Jabbari Alireza1,Zakeri Ali2,Saghafi Fatemeh3,Hadian Marziye4

Affiliation:

1. Health Management and Economics Research Center, Isfahan University of Medical Sciences, Isfahan, Iran

2. Assistant Professor of Foresight, Department of Industrial Engineering and Futures Studies, Faculty of Engineering, University of Isfahan, Isfahan, Iran

3. Iran Telecommunication Research Center, Tehran, Iran

4. Department of Health Services Management, Student Research Committee, Health Management and Economics Research Center, Isfahan University of Medical Sciences, Isfahan, Iran

Abstract

BACKGROUND: Adequate health financing system should have key criteria and characteristics such as risk distribution over time, risk accumulation, sustainable resource provision, and resource allocation based on meeting essential needs. Weakness of the tariff system, lack of attention to strategic purchasing, inefficient allocation of manpower, and a weak payment system are among the problems within the Iranian financing system. Given the weaknesses of the current health financing system, it seems necessary to identify challenges and provide effective solutions to address them. MATERIALS AND METHODS: This qualitative study was conducted to explore the views of a group of 32 major policymakers and planners in the various departments and levels of the Ministry of Health, Universities of Medical Sciences, Medical System Organization, and Health Insurance Organization in Iran (n = 32), selected through purposive sampling. The data was collected through in-depth and semi-structured interviews and analyzed using Graneheim and Lundman's conventional content analysis methods.
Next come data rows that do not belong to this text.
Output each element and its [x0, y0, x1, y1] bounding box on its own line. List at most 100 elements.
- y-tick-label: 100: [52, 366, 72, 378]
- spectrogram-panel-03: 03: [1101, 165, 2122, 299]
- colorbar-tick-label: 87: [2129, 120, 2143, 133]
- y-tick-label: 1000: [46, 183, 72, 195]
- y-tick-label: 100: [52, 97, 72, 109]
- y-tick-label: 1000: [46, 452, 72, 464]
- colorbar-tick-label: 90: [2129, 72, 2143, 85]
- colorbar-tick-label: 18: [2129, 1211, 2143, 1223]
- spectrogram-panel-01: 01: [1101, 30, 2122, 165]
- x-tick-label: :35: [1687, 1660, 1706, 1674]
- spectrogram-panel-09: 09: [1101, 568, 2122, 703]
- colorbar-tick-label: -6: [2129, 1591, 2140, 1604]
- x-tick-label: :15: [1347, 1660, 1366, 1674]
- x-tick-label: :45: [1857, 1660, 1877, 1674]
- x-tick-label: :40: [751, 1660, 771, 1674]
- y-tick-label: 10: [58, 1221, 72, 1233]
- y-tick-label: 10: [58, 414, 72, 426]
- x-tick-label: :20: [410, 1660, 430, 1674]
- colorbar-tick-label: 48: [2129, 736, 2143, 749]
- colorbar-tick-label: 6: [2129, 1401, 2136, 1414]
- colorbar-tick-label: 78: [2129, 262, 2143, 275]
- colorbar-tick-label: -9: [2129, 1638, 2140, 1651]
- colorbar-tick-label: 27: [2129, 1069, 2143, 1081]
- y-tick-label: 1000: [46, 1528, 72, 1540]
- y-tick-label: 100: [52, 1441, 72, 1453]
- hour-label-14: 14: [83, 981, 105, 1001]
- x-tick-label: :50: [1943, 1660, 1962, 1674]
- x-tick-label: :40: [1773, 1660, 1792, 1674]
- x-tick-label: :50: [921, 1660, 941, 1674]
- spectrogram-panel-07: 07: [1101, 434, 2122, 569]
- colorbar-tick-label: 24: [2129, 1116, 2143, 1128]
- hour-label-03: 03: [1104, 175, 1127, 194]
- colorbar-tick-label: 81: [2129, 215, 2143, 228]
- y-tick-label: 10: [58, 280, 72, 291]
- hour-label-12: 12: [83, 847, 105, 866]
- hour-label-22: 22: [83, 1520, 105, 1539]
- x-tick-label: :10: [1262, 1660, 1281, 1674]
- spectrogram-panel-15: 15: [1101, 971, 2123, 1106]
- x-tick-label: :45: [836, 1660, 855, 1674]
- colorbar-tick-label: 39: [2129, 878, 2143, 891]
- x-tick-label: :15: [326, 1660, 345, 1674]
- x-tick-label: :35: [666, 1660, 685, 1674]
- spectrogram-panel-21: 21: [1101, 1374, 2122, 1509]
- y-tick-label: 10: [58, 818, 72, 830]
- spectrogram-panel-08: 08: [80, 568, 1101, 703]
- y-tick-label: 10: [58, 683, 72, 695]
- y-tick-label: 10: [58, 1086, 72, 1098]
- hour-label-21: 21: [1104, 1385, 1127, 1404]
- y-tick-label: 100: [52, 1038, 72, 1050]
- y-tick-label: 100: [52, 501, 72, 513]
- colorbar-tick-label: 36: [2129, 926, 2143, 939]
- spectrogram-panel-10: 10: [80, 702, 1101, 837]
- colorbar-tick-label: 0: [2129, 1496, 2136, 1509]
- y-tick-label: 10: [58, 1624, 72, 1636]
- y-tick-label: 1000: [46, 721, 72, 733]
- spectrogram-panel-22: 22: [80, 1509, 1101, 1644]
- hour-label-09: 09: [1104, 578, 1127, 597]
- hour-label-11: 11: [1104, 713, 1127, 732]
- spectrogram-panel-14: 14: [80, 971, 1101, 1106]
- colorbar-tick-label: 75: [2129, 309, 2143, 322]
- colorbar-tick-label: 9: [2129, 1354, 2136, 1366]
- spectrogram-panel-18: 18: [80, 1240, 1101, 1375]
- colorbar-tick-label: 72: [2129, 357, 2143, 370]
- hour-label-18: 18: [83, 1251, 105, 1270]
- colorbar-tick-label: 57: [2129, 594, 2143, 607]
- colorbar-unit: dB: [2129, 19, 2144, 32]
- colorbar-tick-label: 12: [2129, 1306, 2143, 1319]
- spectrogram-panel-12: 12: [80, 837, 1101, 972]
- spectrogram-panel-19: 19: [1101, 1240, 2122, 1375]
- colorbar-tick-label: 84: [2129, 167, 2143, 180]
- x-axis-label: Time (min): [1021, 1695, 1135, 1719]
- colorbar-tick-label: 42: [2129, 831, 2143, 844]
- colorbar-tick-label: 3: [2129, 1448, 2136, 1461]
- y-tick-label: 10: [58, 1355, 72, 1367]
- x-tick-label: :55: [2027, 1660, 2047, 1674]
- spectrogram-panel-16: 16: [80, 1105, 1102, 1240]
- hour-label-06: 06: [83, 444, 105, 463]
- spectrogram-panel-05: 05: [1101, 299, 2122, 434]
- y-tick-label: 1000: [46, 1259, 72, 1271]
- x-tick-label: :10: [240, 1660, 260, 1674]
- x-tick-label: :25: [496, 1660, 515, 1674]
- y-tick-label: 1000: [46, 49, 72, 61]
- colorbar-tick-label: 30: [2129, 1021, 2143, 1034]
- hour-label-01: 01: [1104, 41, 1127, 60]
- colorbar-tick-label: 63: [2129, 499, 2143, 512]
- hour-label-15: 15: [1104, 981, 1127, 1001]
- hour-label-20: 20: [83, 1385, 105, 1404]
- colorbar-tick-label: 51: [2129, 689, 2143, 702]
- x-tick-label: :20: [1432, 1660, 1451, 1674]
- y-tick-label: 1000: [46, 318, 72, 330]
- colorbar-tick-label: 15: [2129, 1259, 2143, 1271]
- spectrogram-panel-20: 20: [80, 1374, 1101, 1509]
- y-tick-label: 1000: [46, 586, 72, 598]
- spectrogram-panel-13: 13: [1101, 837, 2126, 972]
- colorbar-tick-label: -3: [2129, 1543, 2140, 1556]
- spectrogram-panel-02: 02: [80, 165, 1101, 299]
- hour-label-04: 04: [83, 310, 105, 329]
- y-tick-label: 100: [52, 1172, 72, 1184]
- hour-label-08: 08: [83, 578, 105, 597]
The trial version of MAXQDA 16 software was used to manage the coding process. RESULTS: Based on the results of data analysis, a total of 5 categories and 28 subcategories were obtained. In this study, five main categories were obtained through the content analysis method, including (1) stewardship; (2) providing services; (3) production of resources; (4) collecting resources; and (5) purchasing and allocation of resources. CONCLUSION: It is suggested that those in charge of the health system, following the reform of the organization of the health system, move toward the improvement and widespread implementation of the referral system and that clinical guidelines be carefully compiled. Also, appropriate motivational and legal tools should be used to implement them. However, insurance companies need to make cost, population, and service coverage more effective.